A última atualização do documento de recomendações para o uso de tratamento anti-retroviral (TAR), em pessoas com HIV, que trabalham de forma conjunta especialistas de GeSIDA (Grupo de Estudo da AIDS) e do Plano Nacional de Aids, foi incluído, pela primeira vez, referências ao uso de drogas em ambientes sexuais (fenômeno conhecido como ‘chemsex’) e as interações potencialmente graves que podem ter com alguns destes tratamentos indicados para o HIV.


Conforme descreve o documento, a interação mais crítica se dá com ritonavir e cobicistat, de maneira que se pode produzir um aumento de concentração das drogas e aumentar o risco de intoxicação.


O ‘chemsex’ é um fenômeno que tem se expandido nos últimos anos, entre as pessoas com HIV, em especial entre aqueles homens que fazem sexo com homens. Uma prática que pode ser devastadora tanto como um foco de novos casos, por estar relacionada em sua prática com relações de alto risco, como pela repercussão clínica, devido a interações, naqueles pacientes que se encontram sob TAR.


Um estudo (U-Sex Study), realizado há dois anos em 22 hospitais da comunidade de Madrid, já constatou que em torno de 37% das pessoas com HIV positivo consultadas reconheciam ter consumido drogas (entre as quais se destacam poppers, cannabis, cocaína, ou LSD) em ambientes sexuais. Outro estudo, realizado por Madrid Positivo, subindo esta percentagem de 57%.


Outra das novidades mais destacas incluídas na última atualização do guia de recomendações é a inclusão de uma orientação única sobre associações contraindicadas ou não recomendadas daqueles fármacos utilizados de forma mais habitual, como TAR contra o HIV.


“Até o momento, esta informação estava disponível em muitas fontes de informação, pelo que se conseguiu condensar em um único documento e de fácil consulta, que será de grande utilidade para todos aqueles médicos que lidam diariamente com pacientes com o vírus”, afirma o presidente GeSIDA, o doutor José Antonio Pérez Molina.

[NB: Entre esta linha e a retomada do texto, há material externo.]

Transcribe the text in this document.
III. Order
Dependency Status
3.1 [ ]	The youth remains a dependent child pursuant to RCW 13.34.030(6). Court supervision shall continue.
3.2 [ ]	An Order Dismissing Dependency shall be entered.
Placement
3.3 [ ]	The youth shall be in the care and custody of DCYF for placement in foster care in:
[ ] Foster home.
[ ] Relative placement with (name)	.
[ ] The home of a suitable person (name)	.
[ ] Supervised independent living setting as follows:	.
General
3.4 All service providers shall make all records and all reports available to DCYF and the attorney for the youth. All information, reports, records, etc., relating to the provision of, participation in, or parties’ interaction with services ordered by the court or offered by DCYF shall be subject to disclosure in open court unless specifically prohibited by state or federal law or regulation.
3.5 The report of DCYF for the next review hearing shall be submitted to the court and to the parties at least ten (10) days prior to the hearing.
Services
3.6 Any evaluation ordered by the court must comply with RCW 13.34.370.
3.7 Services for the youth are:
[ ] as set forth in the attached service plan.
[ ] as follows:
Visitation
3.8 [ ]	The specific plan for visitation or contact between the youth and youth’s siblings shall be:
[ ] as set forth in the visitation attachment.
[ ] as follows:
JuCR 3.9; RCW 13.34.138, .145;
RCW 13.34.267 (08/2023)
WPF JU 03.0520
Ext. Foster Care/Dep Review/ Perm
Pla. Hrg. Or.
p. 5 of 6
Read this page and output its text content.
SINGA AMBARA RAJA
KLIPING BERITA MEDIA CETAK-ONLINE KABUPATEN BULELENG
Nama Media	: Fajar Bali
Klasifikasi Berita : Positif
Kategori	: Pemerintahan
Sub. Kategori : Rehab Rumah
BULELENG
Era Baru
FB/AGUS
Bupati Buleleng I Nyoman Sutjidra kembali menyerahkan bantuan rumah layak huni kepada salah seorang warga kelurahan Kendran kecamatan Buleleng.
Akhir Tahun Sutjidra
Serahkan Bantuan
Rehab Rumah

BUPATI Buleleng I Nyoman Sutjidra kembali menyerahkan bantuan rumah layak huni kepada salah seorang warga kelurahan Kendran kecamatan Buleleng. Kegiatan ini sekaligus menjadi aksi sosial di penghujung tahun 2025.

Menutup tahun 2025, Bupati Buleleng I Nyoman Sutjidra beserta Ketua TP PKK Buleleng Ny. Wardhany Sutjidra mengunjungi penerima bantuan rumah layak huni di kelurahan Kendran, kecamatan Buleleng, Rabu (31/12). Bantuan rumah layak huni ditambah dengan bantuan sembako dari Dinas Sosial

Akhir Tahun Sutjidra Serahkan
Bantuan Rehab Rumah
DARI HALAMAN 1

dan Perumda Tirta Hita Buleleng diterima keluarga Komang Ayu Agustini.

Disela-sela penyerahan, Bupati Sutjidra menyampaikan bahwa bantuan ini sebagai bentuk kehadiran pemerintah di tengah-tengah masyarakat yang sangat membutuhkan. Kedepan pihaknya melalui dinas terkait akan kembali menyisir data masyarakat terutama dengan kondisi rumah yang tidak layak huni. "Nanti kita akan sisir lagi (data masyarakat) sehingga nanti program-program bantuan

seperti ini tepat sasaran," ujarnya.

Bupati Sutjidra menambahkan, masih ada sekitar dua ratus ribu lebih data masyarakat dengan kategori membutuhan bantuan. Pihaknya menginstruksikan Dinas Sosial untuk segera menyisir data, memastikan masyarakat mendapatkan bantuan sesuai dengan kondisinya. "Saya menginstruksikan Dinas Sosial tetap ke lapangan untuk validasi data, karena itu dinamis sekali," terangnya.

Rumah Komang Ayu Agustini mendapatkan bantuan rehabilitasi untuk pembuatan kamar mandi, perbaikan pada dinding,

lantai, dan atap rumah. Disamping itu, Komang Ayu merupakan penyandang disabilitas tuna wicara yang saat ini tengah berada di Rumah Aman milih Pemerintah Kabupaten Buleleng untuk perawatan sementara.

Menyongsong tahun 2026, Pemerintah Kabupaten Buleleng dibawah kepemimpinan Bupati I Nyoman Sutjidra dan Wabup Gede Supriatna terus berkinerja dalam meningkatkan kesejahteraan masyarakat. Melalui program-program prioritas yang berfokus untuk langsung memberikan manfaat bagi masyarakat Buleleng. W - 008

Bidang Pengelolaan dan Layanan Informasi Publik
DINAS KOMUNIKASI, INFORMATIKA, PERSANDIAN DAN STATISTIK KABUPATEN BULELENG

De acordo com destacam-se, após três anos de seguimento, o documento de recomendações também de crítica em sua versão atualizada da eficácia comprovada da combinação de tenofovir alafenamida (TAF), com o regime de elvitegravir-cobicistat-emtricitabina (EVG/c/FTC10) em frente ao tenofovir (TDF), destacando-se, igualmente, que é uma opção terapêutica que, por exemplo, induz a uma menor toxicidade nefrológica.


O documento apresenta que as terapias baseadas em combinações com TAF são de escolha, tanto no início como mudança de tratamento, ficou TDF como uma alternativa para o TAF, desde que se exclua a presença de alteração renal ou de ostopenia ou risco de desenvolvê-las.


Para aqueles pacientes que seguem diretrizes triplos que desejam simplificar o seu actual regime de tratamento ou que pretendam evitar os efeitos adversos associados à sua regime atual, a edição do guia deste ano concreta como uma opção viável passar a dolutegravir (DTG) e rilpivirina (RPV).


Além disso, cabe destacar que o documento elaborado de forma conjunta por GeSIDA e o Plano Nacional de Aids também avança que este ano se disporá de um comprimido único que inclui darunavir, emtricitabina e tenofovir alafenamida (DRV/c/FTC/TAF), que é o tratamento de escolha quando se considera utilizar um regime baseado em inibidores da protease.